Error Theory of Ethics
ERROR THEORY OF ETHICS
An "error theory of ethics" is the view that the ordinary user of moral language is typically making claims that involve a mistake. The concepts of ethics introduce a mistaken, erroneous, way of thinking of the world or of conducting practical reasoning. The theory was most influentially proposed by John L. Mackie in his book Ethics: Inventing Right and Wrong (1977). Mackie believed that ordinary moral claims presuppose that there are objective moral values, but there are no such things. Hence, the practice of morality is founded upon a metaphysical error.
Mackie's arguments against the existence of objective values are of two main kinds. One is the argument from relativity, which cites the familiar phenomenon of ethical disagreement. Another is the argument from "queerness." The moral values whose existence Mackie denies are presented as metaphysically strange facts. They are facts with a peculiar necessity built into them: their essence is that they make demands or exist as laws that "must" be obeyed. In Kantian terms, the demands made by morality are thought of as categorical, "not contingent upon any desire or preference or policy or choice." The foundation of any such demands or laws in the natural world is entirely obscure. Hence, the right response of a naturalist is to deny that there can be such things. It should be noticed that this is not supposed to be an argument against any particular morality, for instance, one demanding honesty or fidelity, but against the entire scheme of thought of which particular ethical systems are examples.

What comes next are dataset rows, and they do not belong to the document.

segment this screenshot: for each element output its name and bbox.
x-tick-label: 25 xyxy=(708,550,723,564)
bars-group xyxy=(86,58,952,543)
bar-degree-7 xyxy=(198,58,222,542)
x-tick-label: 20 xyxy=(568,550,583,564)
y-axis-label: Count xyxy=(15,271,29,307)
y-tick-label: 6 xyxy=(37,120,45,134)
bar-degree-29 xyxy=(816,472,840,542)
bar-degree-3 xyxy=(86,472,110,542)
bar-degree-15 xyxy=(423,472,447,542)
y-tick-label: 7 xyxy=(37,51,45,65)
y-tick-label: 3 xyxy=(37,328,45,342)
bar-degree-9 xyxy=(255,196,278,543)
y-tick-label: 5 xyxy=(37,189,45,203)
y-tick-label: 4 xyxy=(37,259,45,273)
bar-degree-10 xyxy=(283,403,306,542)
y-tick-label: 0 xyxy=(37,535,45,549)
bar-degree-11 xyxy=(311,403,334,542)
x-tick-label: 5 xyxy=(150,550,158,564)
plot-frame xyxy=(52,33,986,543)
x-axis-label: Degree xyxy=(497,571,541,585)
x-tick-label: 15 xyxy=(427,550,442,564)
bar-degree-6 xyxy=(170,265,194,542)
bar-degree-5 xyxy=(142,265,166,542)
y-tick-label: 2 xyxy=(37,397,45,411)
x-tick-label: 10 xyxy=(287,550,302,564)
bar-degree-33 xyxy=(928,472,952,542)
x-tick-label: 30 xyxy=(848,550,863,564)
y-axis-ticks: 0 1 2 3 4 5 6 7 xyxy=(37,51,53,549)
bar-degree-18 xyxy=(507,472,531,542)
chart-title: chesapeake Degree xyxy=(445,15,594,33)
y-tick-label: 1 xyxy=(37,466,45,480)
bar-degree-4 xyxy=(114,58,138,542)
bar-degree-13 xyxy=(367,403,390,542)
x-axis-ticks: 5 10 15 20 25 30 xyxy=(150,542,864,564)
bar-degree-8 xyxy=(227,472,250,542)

Another influential theorist whose work bears some resemblance to Mackie's is Bernard Williams, whose Ethics and the Limits of Philosophy (1985) equally raises the doubt that ethics cannot possibly be what it purports to be, although Williams's own arguments are more specifically targeted on the morality of duty and obligation.
Responses to the error theory have taken several forms. Both the argument from relativity and that from queerness have been queried, the former on the grounds that, even if ethical opinions differ fundamentally, this does not prevent one from being right and the others wrong, and the latter mainly on the grounds that Mackie suffered from an oversimple, "scientistic" conception of the kind of thing a moral fact would have to be. Perhaps more fundamentally, it is not clear what clean, error-free practice the error theorist would wish to substitute for old, error-prone ethics. That is, assuming that people living together have a need for shared practical norms, then some way of expressing and discussing those norms seems to be needed, and this is all that ethics requires. Mackie himself saw that ethics was not a wholly illegitimate branch of thought, for he gave a broadly Humean picture of its function in human life. Even projectivists maintain that our need to express attitudes, coordinate policies, and censure transgressions is a sufficient justification for thinking in terms of ethical demands. Ethics does not invoke a strange world of metaphysically dubious facts but serves a natural human need.
Mackie, J. L. Ethics: Inventing Right and Wrong. Middlesex, U.K.: Penguin, 1977.
Williams, B. Ethics and the Limits of Philosophy. Cambridge, MA: Harvard University Press, 1985.